I received that jacket back in the early ‘90’s when the original 777 program was launched. Those of us lucky to be on the new program all gathered in the Boeing Renton cafeteria for the kickoff.
On stage was our new leader. His energy and excitement permeated the crowd. With all of his charm, enthusiasm and positive words, what I remember most was his youthful smile. His name was Alan Mulally and he had only one message – “work together!”
“Working Together” became his mantra for the new program and he assured us if we embraced that concept, we would be successful.
It was an exciting and fun time. But the euphoria would soon fade as the reality of the hard work began – to design, manufacture and deliver Boeing’s newest innovative aircraft.
Over the years, developing an entirely new airplane from scratch often hit a snag or seemed overwhelming. Alan continually reminded us that by working together we could resolve any and all problems. He reiterated that mantra over and over in so many different ways, that we believed him.
To make it more fun, special gifts were given to those who came up with innovative ideas, or effort above and beyond. Which brings me back to the jacket – the most coveted of all the gifts. If you earned it, you wore it with great pride.
Alan left Boeing to become the CEO and president of the Ford Motor Co. in 2006. With him went that infectious spirit that inspired both management and the workforce – a unique style of leadership that Boeing has not seen since.
I’m from that earlier era when employees mattered. We were considered an essential part of the team and we responded by building one of Boeing’s best jets ever.
How ironic that the derivative to the 777, the 777X, will be built under the cloud of deep division, rather than the collaborative philosophy of a winning program. It’s now all about the bottom line.
And that line has now been drawn in the sand, as the IAM recently rejected a sudden mid-contract “take it or leave it” proposal from Boeing that would ensure it would be built in the Puget Sound area.
Without a blink, Boeing is out looking to other “wanna be” sites, states and workforce to fill a need that can be satisfied right under their nose by talented and dedicated employees.

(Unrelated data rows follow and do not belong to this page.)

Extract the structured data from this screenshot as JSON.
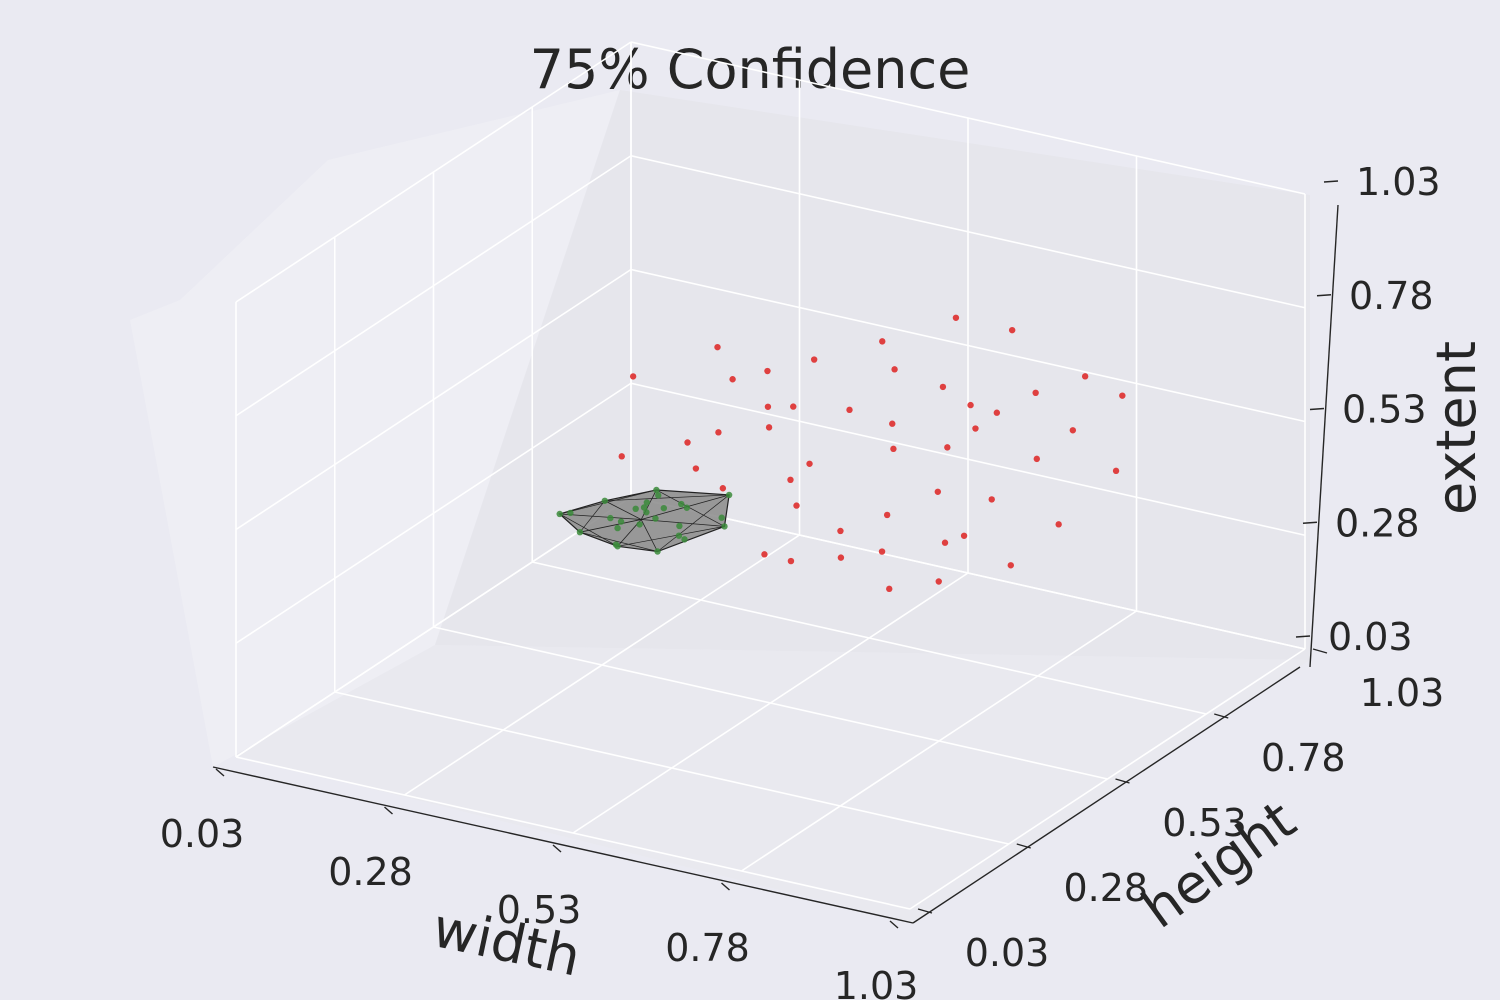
{
  "chart_data": {
    "type": "scatter",
    "projection": "3d",
    "title": "75% Confidence",
    "xlabel": "width",
    "ylabel": "height",
    "zlabel": "extent",
    "xlim": [
      0.03,
      1.03
    ],
    "ylim": [
      0.03,
      1.03
    ],
    "zlim": [
      0.03,
      1.03
    ],
    "xticks": [
      "0.03",
      "0.28",
      "0.53",
      "0.78",
      "1.03"
    ],
    "yticks": [
      "0.03",
      "0.28",
      "0.53",
      "0.78",
      "1.03"
    ],
    "zticks": [
      "0.03",
      "0.28",
      "0.53",
      "0.78",
      "1.03"
    ],
    "grid": true,
    "colors": {
      "background": "#eaeaf2",
      "pane_left": "#eeeef4",
      "pane_back": "#e6e6ec",
      "pane_floor": "#e9e9ef",
      "grid": "#ffffff",
      "axis_line": "#262626",
      "inside_points": "#3a8a3a",
      "outside_points": "#dd2222",
      "hull_face": "#8a8a8a",
      "hull_edge": "#222222"
    },
    "series": [
      {
        "marker": "green",
        "values": [
          [
            0.33,
            0.53,
            0.39
          ],
          [
            0.28,
            0.45,
            0.41
          ],
          [
            0.33,
            0.58,
            0.34
          ],
          [
            0.41,
            0.63,
            0.39
          ],
          [
            0.33,
            0.54,
            0.35
          ],
          [
            0.27,
            0.44,
            0.41
          ],
          [
            0.35,
            0.45,
            0.36
          ],
          [
            0.43,
            0.47,
            0.42
          ],
          [
            0.32,
            0.51,
            0.37
          ],
          [
            0.39,
            0.48,
            0.48
          ],
          [
            0.34,
            0.54,
            0.38
          ],
          [
            0.4,
            0.52,
            0.36
          ],
          [
            0.36,
            0.55,
            0.39
          ],
          [
            0.38,
            0.56,
            0.4
          ],
          [
            0.45,
            0.55,
            0.38
          ],
          [
            0.29,
            0.52,
            0.4
          ],
          [
            0.37,
            0.49,
            0.44
          ],
          [
            0.4,
            0.54,
            0.41
          ],
          [
            0.33,
            0.48,
            0.34
          ],
          [
            0.36,
            0.5,
            0.42
          ],
          [
            0.3,
            0.44,
            0.38
          ],
          [
            0.38,
            0.5,
            0.33
          ],
          [
            0.44,
            0.56,
            0.39
          ],
          [
            0.35,
            0.45,
            0.4
          ],
          [
            0.42,
            0.5,
            0.37
          ],
          [
            0.31,
            0.5,
            0.38
          ],
          [
            0.34,
            0.57,
            0.4
          ]
        ]
      },
      {
        "marker": "red",
        "values": [
          [
            0.38,
            0.69,
            0.6
          ],
          [
            0.42,
            0.71,
            0.62
          ],
          [
            0.34,
            0.72,
            0.64
          ],
          [
            0.46,
            0.76,
            0.63
          ],
          [
            0.52,
            0.83,
            0.65
          ],
          [
            0.47,
            0.69,
            0.57
          ],
          [
            0.55,
            0.81,
            0.61
          ],
          [
            0.61,
            0.83,
            0.58
          ],
          [
            0.64,
            0.79,
            0.48
          ],
          [
            0.69,
            0.83,
            0.55
          ],
          [
            0.73,
            0.86,
            0.59
          ],
          [
            0.6,
            0.88,
            0.7
          ],
          [
            0.56,
            0.79,
            0.45
          ],
          [
            0.5,
            0.68,
            0.46
          ],
          [
            0.62,
            0.8,
            0.37
          ],
          [
            0.58,
            0.74,
            0.34
          ],
          [
            0.66,
            0.75,
            0.3
          ],
          [
            0.54,
            0.69,
            0.32
          ],
          [
            0.7,
            0.8,
            0.38
          ],
          [
            0.49,
            0.65,
            0.26
          ],
          [
            0.44,
            0.68,
            0.52
          ],
          [
            0.4,
            0.62,
            0.53
          ],
          [
            0.36,
            0.61,
            0.5
          ],
          [
            0.75,
            0.92,
            0.48
          ],
          [
            0.78,
            0.9,
            0.62
          ],
          [
            0.68,
            0.7,
            0.25
          ],
          [
            0.63,
            0.66,
            0.24
          ],
          [
            0.59,
            0.71,
            0.28
          ],
          [
            0.72,
            0.88,
            0.43
          ],
          [
            0.48,
            0.6,
            0.3
          ],
          [
            0.45,
            0.66,
            0.58
          ],
          [
            0.57,
            0.77,
            0.52
          ],
          [
            0.66,
            0.92,
            0.67
          ],
          [
            0.8,
            0.96,
            0.55
          ],
          [
            0.43,
            0.58,
            0.44
          ],
          [
            0.51,
            0.63,
            0.4
          ],
          [
            0.77,
            0.85,
            0.32
          ],
          [
            0.61,
            0.9,
            0.5
          ],
          [
            0.39,
            0.58,
            0.47
          ],
          [
            0.53,
            0.73,
            0.56
          ],
          [
            0.28,
            0.58,
            0.46
          ],
          [
            0.25,
            0.66,
            0.58
          ],
          [
            0.67,
            0.81,
            0.52
          ],
          [
            0.74,
            0.78,
            0.26
          ],
          [
            0.82,
            0.91,
            0.42
          ],
          [
            0.7,
            0.73,
            0.34
          ],
          [
            0.57,
            0.64,
            0.3
          ],
          [
            0.46,
            0.7,
            0.4
          ]
        ]
      }
    ]
  }
}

It’s anyone’s guess when this deep chasm separating the company and its IAM members will close, or if it will. If it doesn’t, the cost will be painful to the company, its workforce and its customers.
Maybe what we need is a “wanna be” Alan Mulally – someone who can step in and sell the idea to both management and the IAM on how much can be accomplished if you are willing to work together.
I still cherish my jacket after all these years. It remains in the closet needing a new liner for all its wear and tear. It’s also much smaller than I ever remember being!